The malware that plagued Merck’s computer systems was identified as “Notpetya,” a known instrument of the Russian government. The New Jersey court found in favor of coverage, perhaps to protect Merck in a state with a substantial industrial port system, but stating that its reasons rested in a lack of precedent that war or hostile acts included cyber-attacks. The court continued to fault the insurer for not distinguishing between types of cyber-attacks if desiring to exclude nation-based attacks from coverage:


“Despite this, Insurers did nothing to change the language of the exemption to reasonably put this insured on notice that it intended to exclude cyber-attacks. Certainly, they had the ability to do so. Having failed to change the policy language, Merck had every right to anticipate that the exclusion applied only to traditional forms of warfare.”'

Aside from Lloyd’s market influence, likely leading other insurers to follow its lead in issuing exclusions for state-backed cyber-attacks, and the effect on already rising insurance rates, the implications of this announcement provide malicious actors with even more leverage against victims.


Like everything else in the world, malware is for sale on the dark web to anyone with a crypto wallet. Additionally, malicious actors can purchase tools or lessons needed to execute denial of service attacks. Malware initially developed by a Russian or Iranian actor (state sponsored or independently created) or often used by state-sponsored actors may be used by anyone/anything else willing to pay for the tool. Therefore, insureds (not the insurers) may encounter the burden of identifying the bad actor(s) as non-state sponsored actors. For example, multiple advanced persistent threats and hacking groups could be using the same nefarious tools like remote access trojans or TrickBot malware.


If during a cyber-attack, the insured receives communication from the bad actors that strongly suggest Russian or Chinese origin, how is the insured motivated to respond? Is the insured now more motivated just pay the ransom knowing that insurance coverage is likely excluded? Or, does the bad actor demand a larger ransomware payment in exchange for a promise to obfuscate its affiliations with any particular nation so that the insured can confidently claim coverage? These are not hypothetical questions.
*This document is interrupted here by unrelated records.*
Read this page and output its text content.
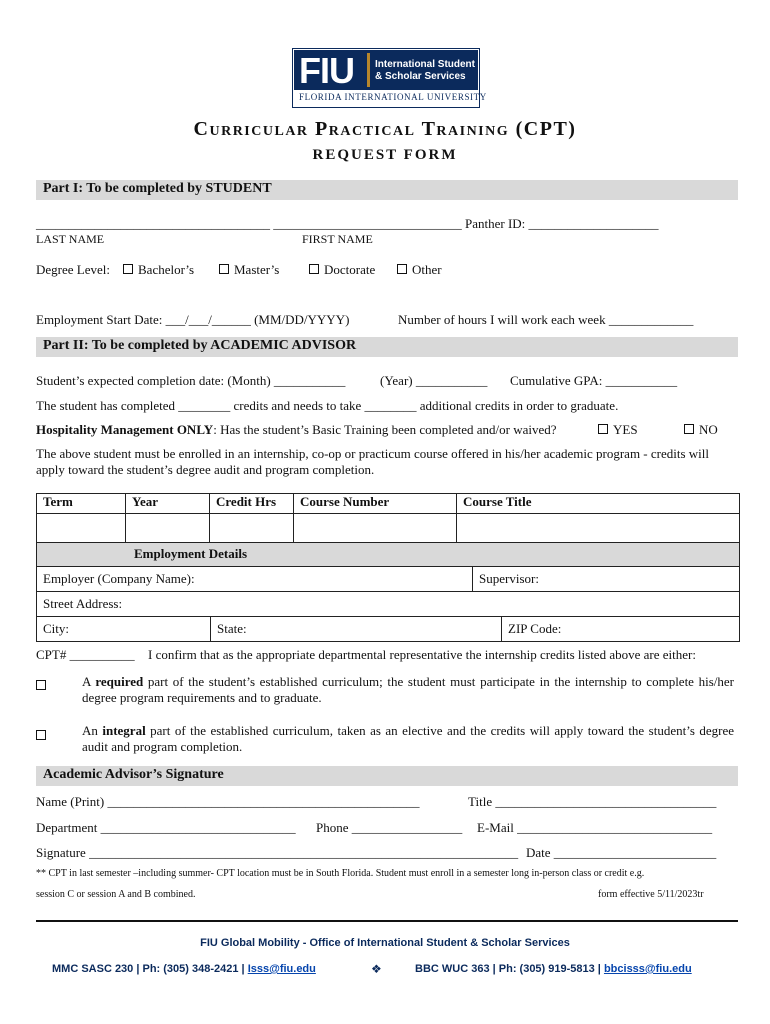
FIU International Student
& Scholar Services
FLORIDA INTERNATIONAL UNIVERSITY
Curricular Practical Training (CPT)
REQUEST FORM
Part I: To be completed by STUDENT
____________________________________ _____________________________ Panther ID: ____________________
LAST NAME	FIRST NAME
Degree Level:	Bachelor’s	Master’s	Doctorate	Other
Employment Start Date: ___/___/______ (MM/DD/YYYY)	Number of hours I will work each week _____________
Part II: To be completed by ACADEMIC ADVISOR
Student’s expected completion date: (Month) ___________	(Year) ___________ Cumulative GPA: ___________
The student has completed ________ credits and needs to take ________ additional credits in order to graduate.
Hospitality Management ONLY: Has the student’s Basic Training been completed and/or waived?	YES	NO
The above student must be enrolled in an internship, co-op or practicum course offered in his/her academic program - credits will apply toward the student’s degree audit and program completion.
Term	Year	Credit Hrs	Course Number	Course Title

Employment Details				
Employer (Company Name):	Supervisor:
Street Address:
City:	State:	ZIP Code:
CPT# __________ I confirm that as the appropriate departmental representative the internship credits listed above are either:
A required part of the student’s established curriculum; the student must participate in the internship to complete his/her degree program requirements and to graduate.
An integral part of the established curriculum, taken as an elective and the credits will apply toward the student’s degree audit and program completion.
Academic Advisor’s Signature
Name (Print) ________________________________________________	Title __________________________________
Department ______________________________ Phone _________________ E-Mail ______________________________
Signature __________________________________________________________________ Date _________________________
** CPT in last semester –including summer- CPT location must be in South Florida. Student must enroll in a semester long in-person class or credit e.g.
session C or session A and B combined.	form effective 5/11/2023tr
FIU Global Mobility - Office of International Student & Scholar Services
MMC SASC 230 | Ph: (305) 348-2421 | Isss@fiu.edu	❖	BBC WUC 363 | Ph: (305) 919-5813 | bbcisss@fiu.edu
There is little, to zero, doubt that the Russians, Chinese, Iranians, and North Koreans saw Lloyd’s market bulletin and already know how to leverage the changes to the cyber insurance market in favor of a criminal element. The only advice for entities with coverage, currently renegotiating coverage, or seeking new coverage is to renew their cyber-policies before March 2023 and lock in a policy for as many years as possible. But wait, could that be one of the insurance market’s ulterior goal?